Word of The Day for Saturday, November 13, 2010


ben•i•son (BEN-uh-suhn)  n

a blessing, beatitude, benediction

Synonyms: blessing, beatitude, benediction
Antonyms: malison
Related Words: benediction, benefit, benefactor

Sentence Examples:
• It is my greatest and best book. It is the one that will live for weeks after other books have passed away. Even to those who cannot read, it will come like a benison when there is no benison in the house. To the ignorant, the pictures will be pleasing. The wise will revel in its wisdom, and the housekeeper will find that with it she may easily emphasize a statement or kill a cockroach. -Remarks, Bill Nye

• "At any rate, my dear," she said that evening, as she paused, candle in hand, by her bedroom door, "at any rate I hope you'll do nothing that is unbecoming to a gentlewoman." Such was her benison. -Septimus, William J. Locke

• On these roads the lark in summer is continually heard; nests are plentiful in the hedges and dry ditches; and on the grassy banks, and at the feet of the bowed dikes, the blue-eyed speedwell smiles its benison on the passing wayfarer. -Dreamthorp, Alexander Smith

The Storyline
"You should find another boy like that. You will, just you see," was both her mother's benison and instruction.
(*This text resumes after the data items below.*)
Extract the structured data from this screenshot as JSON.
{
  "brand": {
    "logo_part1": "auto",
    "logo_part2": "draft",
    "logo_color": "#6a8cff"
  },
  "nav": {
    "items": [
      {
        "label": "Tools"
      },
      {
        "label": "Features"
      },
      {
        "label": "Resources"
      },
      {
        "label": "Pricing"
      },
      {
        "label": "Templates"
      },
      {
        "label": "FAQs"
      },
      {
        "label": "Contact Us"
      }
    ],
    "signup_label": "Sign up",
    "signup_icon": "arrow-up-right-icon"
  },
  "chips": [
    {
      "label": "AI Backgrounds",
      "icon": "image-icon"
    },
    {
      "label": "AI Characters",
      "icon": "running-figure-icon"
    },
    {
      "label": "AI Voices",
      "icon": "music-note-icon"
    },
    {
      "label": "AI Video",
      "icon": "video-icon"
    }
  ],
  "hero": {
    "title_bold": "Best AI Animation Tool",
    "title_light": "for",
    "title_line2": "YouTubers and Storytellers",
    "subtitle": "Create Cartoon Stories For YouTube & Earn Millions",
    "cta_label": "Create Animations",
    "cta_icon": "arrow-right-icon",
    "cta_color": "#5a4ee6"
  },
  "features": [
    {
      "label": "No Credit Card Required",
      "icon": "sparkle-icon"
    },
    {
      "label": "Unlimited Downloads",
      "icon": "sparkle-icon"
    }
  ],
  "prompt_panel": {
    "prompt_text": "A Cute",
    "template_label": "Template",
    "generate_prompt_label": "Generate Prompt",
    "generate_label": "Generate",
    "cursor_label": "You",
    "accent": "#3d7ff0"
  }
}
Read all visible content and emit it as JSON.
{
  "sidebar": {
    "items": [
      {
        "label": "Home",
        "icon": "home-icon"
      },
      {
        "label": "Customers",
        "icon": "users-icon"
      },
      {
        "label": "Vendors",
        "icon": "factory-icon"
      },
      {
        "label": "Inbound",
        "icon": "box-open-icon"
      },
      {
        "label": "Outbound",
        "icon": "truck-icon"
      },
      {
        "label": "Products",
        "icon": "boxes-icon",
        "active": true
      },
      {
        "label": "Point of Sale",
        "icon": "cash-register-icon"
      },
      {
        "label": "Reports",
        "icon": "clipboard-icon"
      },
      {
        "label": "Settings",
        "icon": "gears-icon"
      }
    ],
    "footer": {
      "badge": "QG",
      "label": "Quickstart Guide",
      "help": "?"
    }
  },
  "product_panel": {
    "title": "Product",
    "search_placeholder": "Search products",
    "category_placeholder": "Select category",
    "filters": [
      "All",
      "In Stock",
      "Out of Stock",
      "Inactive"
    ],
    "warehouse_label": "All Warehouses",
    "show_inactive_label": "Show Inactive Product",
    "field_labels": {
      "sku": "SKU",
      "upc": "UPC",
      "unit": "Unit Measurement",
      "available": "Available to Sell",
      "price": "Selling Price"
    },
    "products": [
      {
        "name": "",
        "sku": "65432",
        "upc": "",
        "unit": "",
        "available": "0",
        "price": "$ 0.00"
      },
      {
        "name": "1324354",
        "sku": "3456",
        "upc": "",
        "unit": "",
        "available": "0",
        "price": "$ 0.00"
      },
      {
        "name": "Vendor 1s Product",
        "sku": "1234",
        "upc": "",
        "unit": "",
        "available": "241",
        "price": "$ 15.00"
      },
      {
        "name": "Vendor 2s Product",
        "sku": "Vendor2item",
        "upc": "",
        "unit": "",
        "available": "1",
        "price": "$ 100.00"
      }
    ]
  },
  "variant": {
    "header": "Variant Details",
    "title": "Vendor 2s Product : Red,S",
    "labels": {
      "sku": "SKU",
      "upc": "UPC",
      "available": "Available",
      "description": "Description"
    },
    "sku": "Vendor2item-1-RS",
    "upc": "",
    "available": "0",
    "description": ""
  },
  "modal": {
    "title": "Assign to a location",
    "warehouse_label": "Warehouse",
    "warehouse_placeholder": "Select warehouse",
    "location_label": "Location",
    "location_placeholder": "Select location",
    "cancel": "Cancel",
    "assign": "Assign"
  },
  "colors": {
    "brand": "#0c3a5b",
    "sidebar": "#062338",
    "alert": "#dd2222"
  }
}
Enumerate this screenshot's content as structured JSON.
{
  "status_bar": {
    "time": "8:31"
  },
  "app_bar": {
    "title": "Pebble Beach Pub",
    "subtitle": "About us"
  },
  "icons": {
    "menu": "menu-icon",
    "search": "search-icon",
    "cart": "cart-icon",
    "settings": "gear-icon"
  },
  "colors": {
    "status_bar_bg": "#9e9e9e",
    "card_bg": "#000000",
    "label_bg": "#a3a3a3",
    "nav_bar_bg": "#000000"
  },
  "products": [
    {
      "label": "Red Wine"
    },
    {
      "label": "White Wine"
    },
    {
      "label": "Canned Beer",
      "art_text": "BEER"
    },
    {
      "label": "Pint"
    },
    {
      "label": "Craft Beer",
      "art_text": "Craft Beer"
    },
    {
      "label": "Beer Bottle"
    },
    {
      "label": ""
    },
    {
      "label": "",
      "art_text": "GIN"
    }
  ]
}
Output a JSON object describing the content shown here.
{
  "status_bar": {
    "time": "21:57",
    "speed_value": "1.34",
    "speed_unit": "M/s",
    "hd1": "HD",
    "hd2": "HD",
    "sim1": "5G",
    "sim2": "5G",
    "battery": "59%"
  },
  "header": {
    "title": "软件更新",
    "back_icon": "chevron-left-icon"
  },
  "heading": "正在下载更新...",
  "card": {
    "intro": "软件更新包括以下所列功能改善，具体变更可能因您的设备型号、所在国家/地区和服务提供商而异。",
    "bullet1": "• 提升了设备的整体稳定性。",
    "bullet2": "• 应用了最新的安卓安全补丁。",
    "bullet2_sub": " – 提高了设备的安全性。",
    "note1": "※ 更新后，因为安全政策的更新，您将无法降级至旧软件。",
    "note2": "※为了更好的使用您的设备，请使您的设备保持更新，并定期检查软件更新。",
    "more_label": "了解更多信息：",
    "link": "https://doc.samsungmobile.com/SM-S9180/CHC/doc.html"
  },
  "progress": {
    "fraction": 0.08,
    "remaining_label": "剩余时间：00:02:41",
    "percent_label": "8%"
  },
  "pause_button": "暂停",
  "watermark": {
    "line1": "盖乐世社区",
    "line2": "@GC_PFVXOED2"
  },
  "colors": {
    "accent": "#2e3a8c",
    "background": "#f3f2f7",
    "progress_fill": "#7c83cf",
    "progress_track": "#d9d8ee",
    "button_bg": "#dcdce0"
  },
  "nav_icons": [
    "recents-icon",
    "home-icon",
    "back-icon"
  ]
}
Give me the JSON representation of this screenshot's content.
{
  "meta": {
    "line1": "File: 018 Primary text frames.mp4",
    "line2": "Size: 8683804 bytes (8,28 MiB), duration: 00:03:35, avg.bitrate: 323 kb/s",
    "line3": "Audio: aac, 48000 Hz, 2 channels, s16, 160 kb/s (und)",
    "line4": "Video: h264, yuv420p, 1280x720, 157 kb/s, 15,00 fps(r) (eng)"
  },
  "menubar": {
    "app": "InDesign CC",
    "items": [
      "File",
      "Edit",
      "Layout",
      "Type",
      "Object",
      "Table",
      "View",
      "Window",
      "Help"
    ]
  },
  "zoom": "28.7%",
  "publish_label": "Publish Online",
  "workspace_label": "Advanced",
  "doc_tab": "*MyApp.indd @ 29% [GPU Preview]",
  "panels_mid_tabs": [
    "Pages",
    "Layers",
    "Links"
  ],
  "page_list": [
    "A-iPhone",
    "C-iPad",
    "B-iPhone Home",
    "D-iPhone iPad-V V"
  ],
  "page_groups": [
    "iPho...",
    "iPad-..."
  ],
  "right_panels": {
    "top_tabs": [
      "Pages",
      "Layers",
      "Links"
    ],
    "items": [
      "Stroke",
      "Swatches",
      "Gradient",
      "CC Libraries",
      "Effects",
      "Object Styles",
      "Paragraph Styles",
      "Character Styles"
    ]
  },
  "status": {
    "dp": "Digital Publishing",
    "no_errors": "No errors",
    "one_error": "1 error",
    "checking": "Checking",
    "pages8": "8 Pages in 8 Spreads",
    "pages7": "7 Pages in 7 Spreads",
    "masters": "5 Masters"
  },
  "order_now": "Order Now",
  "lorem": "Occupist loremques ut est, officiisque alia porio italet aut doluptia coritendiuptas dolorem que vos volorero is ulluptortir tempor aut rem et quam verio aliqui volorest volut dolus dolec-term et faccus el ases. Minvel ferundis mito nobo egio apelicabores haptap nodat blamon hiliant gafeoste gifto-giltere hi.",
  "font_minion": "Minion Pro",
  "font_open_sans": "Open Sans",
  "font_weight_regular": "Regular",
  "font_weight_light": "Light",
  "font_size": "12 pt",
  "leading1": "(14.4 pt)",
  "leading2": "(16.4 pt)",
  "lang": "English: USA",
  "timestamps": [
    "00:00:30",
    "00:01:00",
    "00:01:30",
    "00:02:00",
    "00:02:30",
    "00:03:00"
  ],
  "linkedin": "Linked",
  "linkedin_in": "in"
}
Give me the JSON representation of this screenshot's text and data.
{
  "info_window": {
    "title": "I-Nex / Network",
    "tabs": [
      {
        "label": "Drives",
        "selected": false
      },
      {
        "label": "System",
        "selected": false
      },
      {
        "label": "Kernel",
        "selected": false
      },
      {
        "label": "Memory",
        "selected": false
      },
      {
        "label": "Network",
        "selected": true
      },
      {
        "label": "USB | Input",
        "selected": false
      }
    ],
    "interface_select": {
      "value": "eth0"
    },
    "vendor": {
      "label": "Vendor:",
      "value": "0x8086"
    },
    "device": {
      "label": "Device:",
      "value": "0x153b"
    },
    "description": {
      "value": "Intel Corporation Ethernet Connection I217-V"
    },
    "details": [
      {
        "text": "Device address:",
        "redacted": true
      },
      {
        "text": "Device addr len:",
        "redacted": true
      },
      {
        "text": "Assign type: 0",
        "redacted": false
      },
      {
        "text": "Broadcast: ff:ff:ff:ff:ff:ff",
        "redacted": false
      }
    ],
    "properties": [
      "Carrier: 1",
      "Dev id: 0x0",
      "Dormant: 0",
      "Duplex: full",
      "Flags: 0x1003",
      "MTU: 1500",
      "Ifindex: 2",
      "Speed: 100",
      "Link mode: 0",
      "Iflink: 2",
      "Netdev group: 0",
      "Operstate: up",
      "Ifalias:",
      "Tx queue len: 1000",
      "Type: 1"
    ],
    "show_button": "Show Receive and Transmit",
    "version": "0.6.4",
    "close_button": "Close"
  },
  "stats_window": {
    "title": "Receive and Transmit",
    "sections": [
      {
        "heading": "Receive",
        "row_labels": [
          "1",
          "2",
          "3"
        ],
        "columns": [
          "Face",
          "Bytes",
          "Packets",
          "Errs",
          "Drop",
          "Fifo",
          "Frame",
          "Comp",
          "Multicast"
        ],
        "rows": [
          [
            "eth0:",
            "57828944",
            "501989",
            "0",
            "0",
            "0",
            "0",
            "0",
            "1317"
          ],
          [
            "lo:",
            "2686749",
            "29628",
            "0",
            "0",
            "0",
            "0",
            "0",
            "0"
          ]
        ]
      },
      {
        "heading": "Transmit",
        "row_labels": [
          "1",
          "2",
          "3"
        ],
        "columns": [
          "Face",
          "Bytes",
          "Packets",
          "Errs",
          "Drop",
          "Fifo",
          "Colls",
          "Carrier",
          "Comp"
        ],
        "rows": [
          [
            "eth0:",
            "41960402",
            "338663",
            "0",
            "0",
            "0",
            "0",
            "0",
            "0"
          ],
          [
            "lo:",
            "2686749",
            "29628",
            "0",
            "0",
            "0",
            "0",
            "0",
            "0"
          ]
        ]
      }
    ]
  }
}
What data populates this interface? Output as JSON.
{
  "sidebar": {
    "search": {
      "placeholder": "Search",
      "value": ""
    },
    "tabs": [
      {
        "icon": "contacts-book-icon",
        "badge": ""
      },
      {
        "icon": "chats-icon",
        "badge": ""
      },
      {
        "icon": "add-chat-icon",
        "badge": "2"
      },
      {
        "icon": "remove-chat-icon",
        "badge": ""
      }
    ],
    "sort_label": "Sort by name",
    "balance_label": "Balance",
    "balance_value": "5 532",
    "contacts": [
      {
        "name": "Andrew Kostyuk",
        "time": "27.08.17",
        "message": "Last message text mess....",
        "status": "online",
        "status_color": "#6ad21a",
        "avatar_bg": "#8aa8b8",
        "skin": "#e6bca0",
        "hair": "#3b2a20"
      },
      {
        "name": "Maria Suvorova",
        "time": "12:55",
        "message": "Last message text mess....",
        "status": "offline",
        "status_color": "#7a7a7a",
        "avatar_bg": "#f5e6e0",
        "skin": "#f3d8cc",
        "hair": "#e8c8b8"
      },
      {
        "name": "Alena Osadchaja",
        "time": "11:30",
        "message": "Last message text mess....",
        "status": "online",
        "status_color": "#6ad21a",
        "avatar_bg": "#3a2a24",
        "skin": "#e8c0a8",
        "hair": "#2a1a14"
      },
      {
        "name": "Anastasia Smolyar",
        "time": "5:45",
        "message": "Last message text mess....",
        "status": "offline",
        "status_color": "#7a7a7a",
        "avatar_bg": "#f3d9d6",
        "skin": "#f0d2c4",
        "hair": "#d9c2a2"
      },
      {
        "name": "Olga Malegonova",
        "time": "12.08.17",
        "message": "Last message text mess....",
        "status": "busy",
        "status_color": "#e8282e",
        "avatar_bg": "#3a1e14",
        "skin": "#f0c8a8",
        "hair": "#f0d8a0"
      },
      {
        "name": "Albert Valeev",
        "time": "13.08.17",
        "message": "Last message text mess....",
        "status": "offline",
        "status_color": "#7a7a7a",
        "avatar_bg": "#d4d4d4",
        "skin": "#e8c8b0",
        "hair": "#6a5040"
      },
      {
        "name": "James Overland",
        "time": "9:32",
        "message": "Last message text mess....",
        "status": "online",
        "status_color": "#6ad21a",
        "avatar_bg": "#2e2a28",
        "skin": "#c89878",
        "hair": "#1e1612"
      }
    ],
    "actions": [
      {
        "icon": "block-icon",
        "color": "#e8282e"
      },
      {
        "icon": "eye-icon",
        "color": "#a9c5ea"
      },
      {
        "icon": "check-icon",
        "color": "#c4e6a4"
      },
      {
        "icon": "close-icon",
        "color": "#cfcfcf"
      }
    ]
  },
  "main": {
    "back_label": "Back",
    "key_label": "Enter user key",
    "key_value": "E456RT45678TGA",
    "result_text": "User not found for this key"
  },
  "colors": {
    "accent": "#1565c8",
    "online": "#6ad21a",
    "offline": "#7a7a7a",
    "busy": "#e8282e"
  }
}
 c.1300, from O.Fr. beneiçon "blessing, benediction," from L. benedictionem (nom. benedictio), noun of action from pp. stem of benedicere "to speak well of, bless," from bene "well"

Sources: Wiktionary, Online Etymology

Why This Word:
Molto bene! Benison comes to us from the Latin for benediction, by way of French, and means much the same. Despite its ecclesiastical origin and connotations, however, in usage it seems to have a more secularized meaning. While it seem odd to think of a benediction outside a religious context, you may offer your benison in any context, like a blessing. Unlike blessing, it is not also freighted with the sense of sanction.